I don’t mind the concentration and focus on veterans because they’ve served our country; what I don’t like is that for a while our mayor and others were saying they were going to focus first on veterans and then we’ll get to everybody else. I think you can focus on veterans and kids and women and skid row.
What are the myths about homelessness?
One is that people come to L.A. to experience homelessness in the great weather, and that’s not the truth. Seventy percent of the people in the [homeless] count have been here 10 years or more. Many came here with a dream. That dream didn’t work out and they ended up on the streets. The vast majority of the people on skid row are from L.A.

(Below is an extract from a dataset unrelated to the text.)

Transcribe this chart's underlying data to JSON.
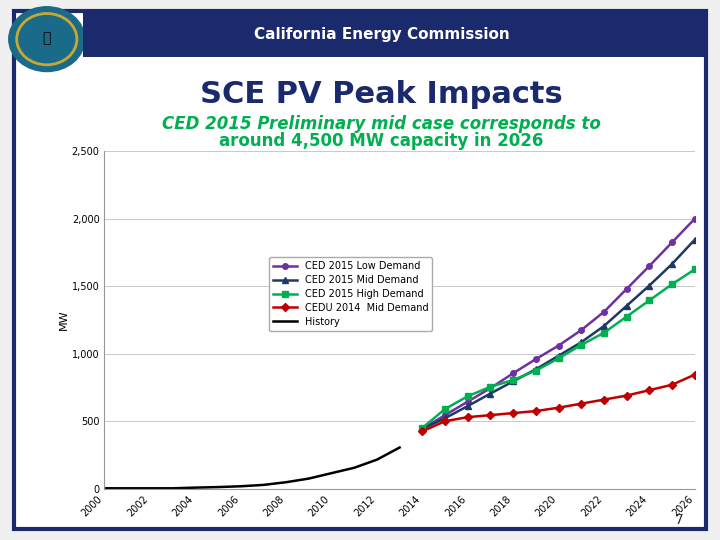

The other myth is that [the biblical] quote — “The poor, you’ll always have with you” — [is] a case for inaction. But in one of the books of the Bible, Jesus says, “The poor you’ll always have with you to be kind to every day.” He’s quoting Deuteronomy. So what’s being used as a call to inaction [actually says] we’ve got to look after our neighbors, our brothers and sisters. I say skid row is the biggest man-made human disaster in the U.S. We made this corral-and-containment system. There’s a wiser, better approach.
You’ve already served some big Thanksgiving meals ahead of the holiday rush. Does it annoy you a bit that so much attention is focused on one single day of the year on skid row?
Every day is a big day; every day we have 2,000 meals and hundreds of volunteers. Our big event is the Saturday before Thanksgiving — 4,500 or 5,000 people who come for Thanksgiving dinner. And caring [volunteers] overwhelm us. It should happen every day. And it does here.
This interview has been edited and condensed.